Bithumb/deepcoin/matching/rule_eval.py

"""
규칙 조건 벡터 평가·MTF 스캔 프레임 병합.
"""

from __future__ import annotations

from typing import Any

import numpy as np
import pandas as pd

from config import GENERAL_ANALYSIS_INTERVALS, MATCH_PRIMARY_INTERVAL
from deepcoin.analysis.general_analysis_core import interval_tf_prefix
from deepcoin.analysis.general_analysis_pipeline import general_analysis_enrich_bars
from config import (
    ALIGN_RSI_CONFLICT_TIMING_HIGH,
    ALIGN_RSI_CONFLICT_TIMING_LOW,
    ALIGN_RSI_CONFLICT_TREND_HIGH,
    ALIGN_RSI_CONFLICT_TREND_LOW,
    ALIGN_RSI_OVERBOUGHT,
    ALIGN_RSI_OVERSOLD,
    TIMING_INTERVALS,
    TREND_INTERVALS,
)
from deepcoin.analysis.general_analysis_core import ga_col


def _add_align_columns_vectorized(frame: pd.DataFrame) -> pd.DataFrame:
    """
    스캔 프레임에 ga_align_* 컬럼을 벡터 연산으로 추가합니다.

    Args:
        frame: TF 접두사 컬럼이 포함된 DataFrame.

    Returns:
        align 컬럼이 추가된 DataFrame.
    """
    out = frame.copy()
    rsi_oversold = pd.Series(0, index=out.index, dtype=float)
    rsi_overbought = pd.Series(0, index=out.index, dtype=float)
    n_timing = 0
    for iv in TIMING_INTERVALS:
        p = interval_tf_prefix(iv)
        rk = f"{p}_RSI"
        if rk not in out.columns:
            continue
        n_timing += 1
        rsi = pd.to_numeric(out[rk], errors="coerce")
        rsi_oversold += (rsi < ALIGN_RSI_OVERSOLD).astype(int)
        rsi_overbought += (rsi > ALIGN_RSI_OVERBOUGHT).astype(int)
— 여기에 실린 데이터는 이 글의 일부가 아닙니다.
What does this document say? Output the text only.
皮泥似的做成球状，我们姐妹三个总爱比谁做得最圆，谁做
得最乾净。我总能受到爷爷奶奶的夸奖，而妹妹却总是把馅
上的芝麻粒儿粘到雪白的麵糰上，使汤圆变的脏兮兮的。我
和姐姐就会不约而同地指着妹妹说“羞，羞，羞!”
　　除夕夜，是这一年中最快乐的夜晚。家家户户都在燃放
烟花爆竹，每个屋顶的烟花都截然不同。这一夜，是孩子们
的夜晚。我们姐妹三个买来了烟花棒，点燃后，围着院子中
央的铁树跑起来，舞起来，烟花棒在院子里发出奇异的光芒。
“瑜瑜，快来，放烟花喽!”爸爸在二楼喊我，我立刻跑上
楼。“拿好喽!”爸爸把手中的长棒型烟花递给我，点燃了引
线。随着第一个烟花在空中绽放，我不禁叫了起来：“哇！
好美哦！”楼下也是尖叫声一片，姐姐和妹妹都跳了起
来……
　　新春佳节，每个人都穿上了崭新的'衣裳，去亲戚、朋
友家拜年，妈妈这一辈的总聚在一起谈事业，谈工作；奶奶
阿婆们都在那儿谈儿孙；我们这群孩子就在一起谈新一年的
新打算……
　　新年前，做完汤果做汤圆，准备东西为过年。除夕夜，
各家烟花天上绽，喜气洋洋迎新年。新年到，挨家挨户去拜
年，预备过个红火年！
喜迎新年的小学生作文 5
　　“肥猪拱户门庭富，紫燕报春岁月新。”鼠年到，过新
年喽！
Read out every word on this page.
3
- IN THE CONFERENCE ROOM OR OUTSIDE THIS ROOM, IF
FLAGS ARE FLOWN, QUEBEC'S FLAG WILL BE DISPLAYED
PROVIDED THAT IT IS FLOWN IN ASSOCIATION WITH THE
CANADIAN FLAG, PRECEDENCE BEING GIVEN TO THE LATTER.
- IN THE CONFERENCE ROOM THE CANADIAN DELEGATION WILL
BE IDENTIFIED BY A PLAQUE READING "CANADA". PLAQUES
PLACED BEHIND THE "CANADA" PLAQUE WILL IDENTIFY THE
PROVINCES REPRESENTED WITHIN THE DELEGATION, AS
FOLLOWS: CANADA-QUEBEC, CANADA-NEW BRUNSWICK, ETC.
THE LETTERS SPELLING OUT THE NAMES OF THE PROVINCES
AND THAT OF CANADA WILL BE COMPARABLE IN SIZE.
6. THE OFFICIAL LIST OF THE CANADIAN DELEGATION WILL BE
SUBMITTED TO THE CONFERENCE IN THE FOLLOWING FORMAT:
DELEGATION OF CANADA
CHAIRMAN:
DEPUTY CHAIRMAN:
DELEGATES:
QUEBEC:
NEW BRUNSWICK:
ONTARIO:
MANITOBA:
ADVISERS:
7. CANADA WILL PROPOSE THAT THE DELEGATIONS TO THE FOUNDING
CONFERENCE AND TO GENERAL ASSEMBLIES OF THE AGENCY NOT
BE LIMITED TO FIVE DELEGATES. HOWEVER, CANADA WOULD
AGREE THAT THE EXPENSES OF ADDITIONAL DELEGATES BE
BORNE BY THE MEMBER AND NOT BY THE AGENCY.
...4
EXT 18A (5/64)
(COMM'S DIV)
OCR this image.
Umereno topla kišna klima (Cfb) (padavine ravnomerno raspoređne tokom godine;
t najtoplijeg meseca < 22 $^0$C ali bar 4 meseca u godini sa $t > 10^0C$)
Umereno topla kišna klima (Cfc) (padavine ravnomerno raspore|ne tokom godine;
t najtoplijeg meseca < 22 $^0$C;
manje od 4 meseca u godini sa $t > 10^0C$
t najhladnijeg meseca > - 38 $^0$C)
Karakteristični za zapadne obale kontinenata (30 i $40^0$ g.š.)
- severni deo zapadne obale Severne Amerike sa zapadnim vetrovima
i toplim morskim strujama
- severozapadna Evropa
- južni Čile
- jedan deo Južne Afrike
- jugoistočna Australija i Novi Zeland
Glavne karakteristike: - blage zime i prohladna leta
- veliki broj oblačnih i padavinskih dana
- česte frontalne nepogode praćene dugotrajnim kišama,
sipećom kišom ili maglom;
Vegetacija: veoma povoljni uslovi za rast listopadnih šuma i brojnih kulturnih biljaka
    trend_up = pd.Series(0, index=out.index, dtype=float)
    trend_down = pd.Series(0, index=out.index, dtype=float)
    n_trend = 0
    for iv in TREND_INTERVALS:
        p = interval_tf_prefix(iv)
        sk = f"{p}_{ga_col('struct_trend')}"
        if sk not in out.columns:
            continue
        n_trend += 1
        st = out[sk].astype(str)
        trend_up += (st == "up").astype(int)
        trend_down += (st == "down").astype(int)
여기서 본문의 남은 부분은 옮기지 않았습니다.